A greve chegou ao fim quando o governo autorizou um desconto de R$0,46 no preço no diesel. Parte desse valor vem da redução de impostos (R$0,16) e parte do programa de subsídio – dinheiro que deveria garantir conexão à internet para a parcela mais pobre do país.

“Cortar dinheiro do fundo de universalização de telecomunicações significa levar menos acesso à internet para escolas, ignorar áreas rurais e outras sem interesse comercial e deixar de investir em infraestrutura que poderia ser compartilhada por pequenos e médios provedores”, diz Rafael Zanatta, líder do programa de direitos digitais do Instituto Brasileiro de Direitos do Consumidor. “É um desvio de finalidade que não podemos permitir.”

Conexão não é prioridade

Hoje 46% dos brasileiros ainda não têm acesso à internet. Essa desconexão acontece principalmente nas áreas rurais e entre a população mais pobre. Nas classes D e E o problema é crônico: mais de 76% das pessoas ainda não estão conectadas. E essa não tem sido uma prioridade dos últimos governos.

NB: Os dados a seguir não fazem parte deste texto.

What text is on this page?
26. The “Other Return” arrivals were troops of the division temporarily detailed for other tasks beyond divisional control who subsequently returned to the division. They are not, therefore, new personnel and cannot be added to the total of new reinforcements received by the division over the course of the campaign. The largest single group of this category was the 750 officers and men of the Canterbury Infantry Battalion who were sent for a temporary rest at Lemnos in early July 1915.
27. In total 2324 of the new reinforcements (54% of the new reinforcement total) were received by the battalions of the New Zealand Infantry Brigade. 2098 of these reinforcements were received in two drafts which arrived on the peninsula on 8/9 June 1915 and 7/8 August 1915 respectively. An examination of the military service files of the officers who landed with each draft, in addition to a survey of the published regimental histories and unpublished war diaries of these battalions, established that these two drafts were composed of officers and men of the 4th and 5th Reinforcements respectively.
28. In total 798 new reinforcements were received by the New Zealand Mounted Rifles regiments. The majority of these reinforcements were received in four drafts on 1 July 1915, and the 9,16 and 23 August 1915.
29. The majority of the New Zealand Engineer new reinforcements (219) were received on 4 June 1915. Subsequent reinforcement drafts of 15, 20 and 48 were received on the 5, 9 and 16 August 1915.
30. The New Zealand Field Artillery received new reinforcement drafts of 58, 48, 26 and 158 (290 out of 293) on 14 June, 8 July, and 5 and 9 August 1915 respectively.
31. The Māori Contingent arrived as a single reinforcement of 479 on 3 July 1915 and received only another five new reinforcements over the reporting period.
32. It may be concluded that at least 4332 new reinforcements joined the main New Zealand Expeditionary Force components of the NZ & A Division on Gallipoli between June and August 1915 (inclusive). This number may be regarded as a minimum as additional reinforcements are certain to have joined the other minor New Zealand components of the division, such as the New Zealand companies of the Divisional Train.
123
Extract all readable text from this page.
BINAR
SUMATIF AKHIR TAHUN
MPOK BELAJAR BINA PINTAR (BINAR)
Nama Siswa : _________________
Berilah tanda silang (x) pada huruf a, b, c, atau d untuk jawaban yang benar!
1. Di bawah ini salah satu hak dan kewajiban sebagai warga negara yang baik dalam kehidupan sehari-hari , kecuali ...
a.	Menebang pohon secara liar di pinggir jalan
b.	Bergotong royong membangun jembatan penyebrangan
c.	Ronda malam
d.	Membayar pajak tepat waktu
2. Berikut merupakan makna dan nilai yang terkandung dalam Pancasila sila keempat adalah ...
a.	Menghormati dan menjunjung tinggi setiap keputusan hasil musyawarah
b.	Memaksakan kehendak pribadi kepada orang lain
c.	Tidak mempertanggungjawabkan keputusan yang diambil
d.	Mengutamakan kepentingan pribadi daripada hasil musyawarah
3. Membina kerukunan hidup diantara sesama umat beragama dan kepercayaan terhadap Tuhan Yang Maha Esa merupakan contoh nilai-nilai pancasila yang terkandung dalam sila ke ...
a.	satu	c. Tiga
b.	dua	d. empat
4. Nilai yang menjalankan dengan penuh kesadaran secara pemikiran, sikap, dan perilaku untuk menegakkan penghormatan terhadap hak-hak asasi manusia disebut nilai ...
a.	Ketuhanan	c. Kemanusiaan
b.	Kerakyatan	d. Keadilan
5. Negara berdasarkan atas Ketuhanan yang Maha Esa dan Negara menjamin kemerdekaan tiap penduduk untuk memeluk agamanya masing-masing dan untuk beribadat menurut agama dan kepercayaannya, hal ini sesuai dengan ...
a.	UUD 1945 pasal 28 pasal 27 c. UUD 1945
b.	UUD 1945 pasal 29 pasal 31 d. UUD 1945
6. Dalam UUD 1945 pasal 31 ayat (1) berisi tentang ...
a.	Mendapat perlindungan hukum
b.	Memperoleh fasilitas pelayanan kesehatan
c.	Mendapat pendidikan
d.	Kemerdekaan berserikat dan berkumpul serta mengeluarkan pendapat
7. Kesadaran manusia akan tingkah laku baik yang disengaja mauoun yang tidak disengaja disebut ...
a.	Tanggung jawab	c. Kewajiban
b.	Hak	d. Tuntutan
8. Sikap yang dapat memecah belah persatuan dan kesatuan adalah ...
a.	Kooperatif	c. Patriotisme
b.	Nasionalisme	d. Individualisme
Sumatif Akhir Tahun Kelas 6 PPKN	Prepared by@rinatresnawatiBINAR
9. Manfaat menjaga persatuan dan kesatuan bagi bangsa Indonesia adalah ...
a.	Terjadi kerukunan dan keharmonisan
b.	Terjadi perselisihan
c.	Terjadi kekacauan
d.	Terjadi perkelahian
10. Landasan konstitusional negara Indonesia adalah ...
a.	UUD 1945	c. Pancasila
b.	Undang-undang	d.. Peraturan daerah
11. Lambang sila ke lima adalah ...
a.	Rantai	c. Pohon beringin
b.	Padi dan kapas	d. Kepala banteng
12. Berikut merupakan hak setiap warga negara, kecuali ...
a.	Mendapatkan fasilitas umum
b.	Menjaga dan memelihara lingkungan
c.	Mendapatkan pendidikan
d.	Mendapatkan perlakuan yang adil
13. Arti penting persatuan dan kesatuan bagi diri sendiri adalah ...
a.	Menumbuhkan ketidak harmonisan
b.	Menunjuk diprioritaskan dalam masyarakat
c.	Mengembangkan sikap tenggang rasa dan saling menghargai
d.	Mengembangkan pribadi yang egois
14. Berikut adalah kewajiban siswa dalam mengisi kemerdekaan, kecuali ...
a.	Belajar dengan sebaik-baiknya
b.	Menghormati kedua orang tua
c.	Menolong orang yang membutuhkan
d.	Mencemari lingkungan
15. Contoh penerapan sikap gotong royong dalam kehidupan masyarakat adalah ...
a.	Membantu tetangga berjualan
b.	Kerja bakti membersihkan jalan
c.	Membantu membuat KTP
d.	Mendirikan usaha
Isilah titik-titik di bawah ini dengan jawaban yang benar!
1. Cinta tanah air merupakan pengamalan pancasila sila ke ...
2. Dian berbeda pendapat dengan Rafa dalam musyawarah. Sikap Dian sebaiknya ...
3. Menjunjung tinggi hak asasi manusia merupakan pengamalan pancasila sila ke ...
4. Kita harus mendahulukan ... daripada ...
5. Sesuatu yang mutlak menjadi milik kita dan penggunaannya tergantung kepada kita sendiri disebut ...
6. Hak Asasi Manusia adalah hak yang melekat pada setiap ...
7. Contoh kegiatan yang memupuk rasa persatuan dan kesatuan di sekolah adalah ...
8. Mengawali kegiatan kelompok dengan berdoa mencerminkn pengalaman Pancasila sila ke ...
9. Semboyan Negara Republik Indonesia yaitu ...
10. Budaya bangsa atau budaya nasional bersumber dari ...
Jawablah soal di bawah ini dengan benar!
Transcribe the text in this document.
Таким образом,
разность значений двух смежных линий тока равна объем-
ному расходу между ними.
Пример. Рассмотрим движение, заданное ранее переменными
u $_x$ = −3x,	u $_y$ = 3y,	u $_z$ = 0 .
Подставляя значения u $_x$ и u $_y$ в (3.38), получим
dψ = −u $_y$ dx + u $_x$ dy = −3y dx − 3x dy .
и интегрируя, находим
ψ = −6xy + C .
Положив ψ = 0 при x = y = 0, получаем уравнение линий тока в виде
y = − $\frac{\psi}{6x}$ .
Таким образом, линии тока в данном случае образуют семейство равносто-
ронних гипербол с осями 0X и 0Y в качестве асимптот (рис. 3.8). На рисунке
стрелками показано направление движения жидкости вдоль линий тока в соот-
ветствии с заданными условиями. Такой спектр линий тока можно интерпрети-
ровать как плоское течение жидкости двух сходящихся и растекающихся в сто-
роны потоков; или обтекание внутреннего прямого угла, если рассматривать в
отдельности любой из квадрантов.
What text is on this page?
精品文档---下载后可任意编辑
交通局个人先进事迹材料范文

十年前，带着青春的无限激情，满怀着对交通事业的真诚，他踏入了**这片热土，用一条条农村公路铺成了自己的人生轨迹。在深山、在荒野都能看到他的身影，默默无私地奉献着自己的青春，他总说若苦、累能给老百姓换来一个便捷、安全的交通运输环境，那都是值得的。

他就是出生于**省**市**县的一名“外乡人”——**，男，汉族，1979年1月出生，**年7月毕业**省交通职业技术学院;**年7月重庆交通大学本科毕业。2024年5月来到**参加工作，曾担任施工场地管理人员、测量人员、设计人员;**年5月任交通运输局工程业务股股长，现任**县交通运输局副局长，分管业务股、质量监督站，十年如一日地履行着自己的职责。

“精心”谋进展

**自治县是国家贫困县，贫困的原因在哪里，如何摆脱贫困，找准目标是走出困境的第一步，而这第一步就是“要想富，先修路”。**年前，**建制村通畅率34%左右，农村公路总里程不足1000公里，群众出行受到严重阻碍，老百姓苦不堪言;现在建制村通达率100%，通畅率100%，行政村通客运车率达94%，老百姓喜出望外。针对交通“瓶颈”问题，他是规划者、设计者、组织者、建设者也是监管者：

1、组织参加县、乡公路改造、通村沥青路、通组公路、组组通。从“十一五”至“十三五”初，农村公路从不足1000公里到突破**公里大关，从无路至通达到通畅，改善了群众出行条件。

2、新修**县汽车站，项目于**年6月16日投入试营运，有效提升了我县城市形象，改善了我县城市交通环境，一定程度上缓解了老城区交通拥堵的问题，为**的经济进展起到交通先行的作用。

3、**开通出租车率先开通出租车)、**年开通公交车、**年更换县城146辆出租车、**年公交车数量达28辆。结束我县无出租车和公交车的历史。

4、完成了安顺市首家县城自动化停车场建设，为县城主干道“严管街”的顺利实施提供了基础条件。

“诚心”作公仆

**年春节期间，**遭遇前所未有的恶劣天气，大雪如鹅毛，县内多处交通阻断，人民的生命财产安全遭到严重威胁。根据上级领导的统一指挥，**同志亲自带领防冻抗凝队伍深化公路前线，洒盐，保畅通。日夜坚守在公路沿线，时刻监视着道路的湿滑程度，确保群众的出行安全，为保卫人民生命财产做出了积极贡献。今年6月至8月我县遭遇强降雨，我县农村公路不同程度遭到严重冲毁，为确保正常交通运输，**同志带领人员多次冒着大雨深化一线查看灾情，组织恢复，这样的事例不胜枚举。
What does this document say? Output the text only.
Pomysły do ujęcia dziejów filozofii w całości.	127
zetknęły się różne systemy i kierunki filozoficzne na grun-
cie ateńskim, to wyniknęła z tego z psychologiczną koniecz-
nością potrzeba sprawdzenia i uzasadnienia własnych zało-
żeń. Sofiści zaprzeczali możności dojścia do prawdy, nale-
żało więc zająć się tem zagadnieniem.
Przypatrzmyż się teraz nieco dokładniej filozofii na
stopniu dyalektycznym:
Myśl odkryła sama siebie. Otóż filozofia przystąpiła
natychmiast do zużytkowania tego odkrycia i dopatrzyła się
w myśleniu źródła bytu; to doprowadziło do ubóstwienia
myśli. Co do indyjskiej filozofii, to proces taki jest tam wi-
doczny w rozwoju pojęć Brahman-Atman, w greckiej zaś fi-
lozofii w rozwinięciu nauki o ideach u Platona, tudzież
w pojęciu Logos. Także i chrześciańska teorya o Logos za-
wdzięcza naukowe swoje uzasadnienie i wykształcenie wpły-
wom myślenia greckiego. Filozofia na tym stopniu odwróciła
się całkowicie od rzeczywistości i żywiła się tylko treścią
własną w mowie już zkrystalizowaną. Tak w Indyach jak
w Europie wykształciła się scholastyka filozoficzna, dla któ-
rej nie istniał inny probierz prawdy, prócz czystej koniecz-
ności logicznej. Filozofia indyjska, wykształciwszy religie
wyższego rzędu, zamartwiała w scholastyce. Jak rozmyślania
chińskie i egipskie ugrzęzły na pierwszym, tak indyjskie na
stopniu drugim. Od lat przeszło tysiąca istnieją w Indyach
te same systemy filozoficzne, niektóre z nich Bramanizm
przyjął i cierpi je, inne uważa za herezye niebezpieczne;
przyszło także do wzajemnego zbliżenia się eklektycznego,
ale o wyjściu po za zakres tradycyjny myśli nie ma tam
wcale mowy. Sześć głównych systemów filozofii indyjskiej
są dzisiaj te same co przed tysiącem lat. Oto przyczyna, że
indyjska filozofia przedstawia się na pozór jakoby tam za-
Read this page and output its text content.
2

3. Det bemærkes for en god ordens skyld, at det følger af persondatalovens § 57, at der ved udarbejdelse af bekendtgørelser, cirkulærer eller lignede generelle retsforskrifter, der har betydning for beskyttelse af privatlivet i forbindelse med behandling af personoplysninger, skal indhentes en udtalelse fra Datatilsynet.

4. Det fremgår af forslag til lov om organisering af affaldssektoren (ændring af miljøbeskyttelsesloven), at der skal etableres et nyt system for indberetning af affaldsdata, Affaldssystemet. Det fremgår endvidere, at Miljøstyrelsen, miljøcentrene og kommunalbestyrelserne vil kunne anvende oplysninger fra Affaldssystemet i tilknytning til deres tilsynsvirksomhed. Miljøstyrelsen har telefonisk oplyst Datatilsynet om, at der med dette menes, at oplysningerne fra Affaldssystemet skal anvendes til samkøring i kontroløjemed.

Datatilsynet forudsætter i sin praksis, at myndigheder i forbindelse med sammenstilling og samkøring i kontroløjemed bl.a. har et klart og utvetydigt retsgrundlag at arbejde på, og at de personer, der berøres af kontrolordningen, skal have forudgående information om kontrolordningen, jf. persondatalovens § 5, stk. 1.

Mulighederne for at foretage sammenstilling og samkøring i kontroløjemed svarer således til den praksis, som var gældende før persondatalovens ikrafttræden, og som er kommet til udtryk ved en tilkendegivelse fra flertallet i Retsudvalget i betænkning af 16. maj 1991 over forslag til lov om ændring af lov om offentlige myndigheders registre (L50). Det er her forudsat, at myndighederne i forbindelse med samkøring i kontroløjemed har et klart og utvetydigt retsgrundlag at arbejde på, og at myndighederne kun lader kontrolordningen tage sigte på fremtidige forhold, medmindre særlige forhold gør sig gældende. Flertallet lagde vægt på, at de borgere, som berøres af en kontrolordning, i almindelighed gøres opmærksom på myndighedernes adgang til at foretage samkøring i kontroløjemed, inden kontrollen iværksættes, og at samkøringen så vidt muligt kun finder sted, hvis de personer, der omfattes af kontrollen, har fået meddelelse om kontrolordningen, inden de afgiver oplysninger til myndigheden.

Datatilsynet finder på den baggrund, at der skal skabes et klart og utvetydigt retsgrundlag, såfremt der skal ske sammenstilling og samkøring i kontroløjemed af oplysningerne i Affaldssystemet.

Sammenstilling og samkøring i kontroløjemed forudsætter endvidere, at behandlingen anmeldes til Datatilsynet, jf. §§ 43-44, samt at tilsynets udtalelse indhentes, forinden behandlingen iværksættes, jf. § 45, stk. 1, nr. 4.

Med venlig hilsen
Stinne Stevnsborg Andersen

O Fust foi criado na privatização das empresas de telecomunicações para garantir o serviço a todos. Como as telecoms têm seu modelo de expansão orientado pelo mercado – e portanto, focam seus investimentos em áreas com maior potencial lucrativo –, o fundo seria uma maneira de garantir o acesso em regiões que dão prejuízo.

Só que, na prática, ele não funcionou. Segundo o Tribunal de Contas da União, entre 2001 e 2015, só 0,192% da verba de R$16,05 bilhões foi aplicada para os fins descritos na lei. Desde então, o cenário só piorou: o Fust se tornou uma espécie de poupança tapa-buraco, aplicada para os mais devidos fins, de aposentadorias à cobertura de déficits orçamentários.

Foi algo parecido com o que aconteceu com o FDD, o Fundo de Direitos Difusos, mecanismo criado em 1985 para garantir reparação de danos causados ao meio ambiente, ao consumidor e a outros valores por infração à ordem econômica. Multas aplicadas em Ações Civis Públicas vão para esse fundo, que arrecadou mais de R$1,7 bilhão entre 2011 e 2016. Só que, nos últimos anos, só uma mínima porcentagem dele foi usada para reparação dos danos – o valor tem sido sistematicamente incorporado ao orçamento do governo federal. “É como se a união tratasse as verbas arrecadadas – todas decorrentes de ato ilícito – como tributos”, exemplifica o Ministério Público, que entende que a apropriação é ilegal. Segundo o Idec, a ilegalidade do desvio de verba também vale para o que foi feito com o fundo que deveria aumentar o acesso à internet.

A manobra de Temer não é nova. Mas o presidente passou por cima do TCU e selou a possibilidade de o fundo ser aplicado para um fim completamente diferente do que diz a lei de forma impune.